While the model performed well from a technical perspective, there were a variety of other industrial production processes in China (e.g. steel). For this reason, we employed a rigorous human-in-the-loop validation process to ensure that all plants added to the database were indeed cement plants.
Astraea partners with CloudFactory, an outsourced data annotation provider, whose “impact sourcing” model aligns with our business philosophy as a benefits corporation. Leveraging the EarthAI Pulse platform, we had multiple annotators review each image in a streamlined set of tools that facilitated both quality assurance and generation of high-quality information.
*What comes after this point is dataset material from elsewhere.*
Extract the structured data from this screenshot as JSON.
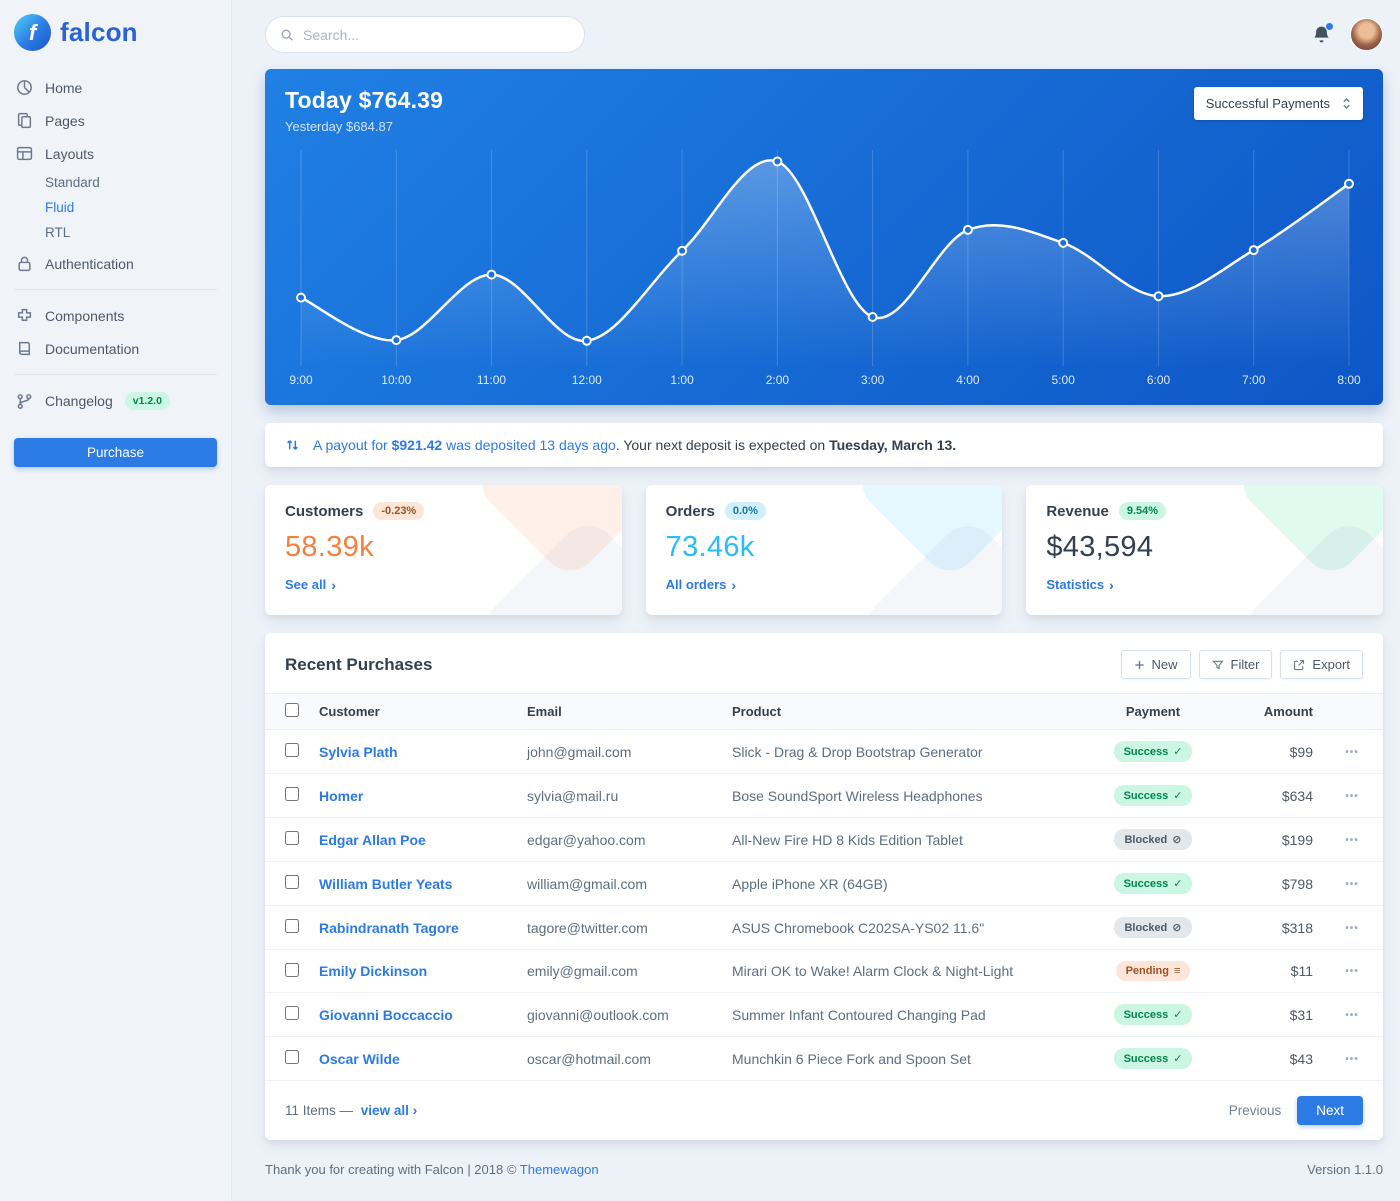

Our annotation team delineated specific attributes of each plant (e.g. kilns, preheater towers) that supported Oxford-led modeling of plant capacities, a critical input for carbon emissions estimation. Then experts from Oxford reviewed the results, confirming that the true positives had been correctly identified. The full results of this work (and open-source dataset) will be made available in a future analysis.
With complete global datasets, we can better understand emissions from sectors/regions and improve geospatial risk assessments, including being able to compare which companies and portfolios have the greatest risk(s) and/or impact(s) relevant for a wide range of financial institutions, supervisors, policymakers and civil society users.
While information can be comprehensive in some sectors and geographies, others are opaque. Developing open-source asset-level data sets (e.g. at the cement plant level) enables more informed decision making. As a result, the Spatial Finance Initiative was able to correctly identify hundreds of cement plants in China that had been previously unreported, thereby improving transparency into this heavy-emitting sector.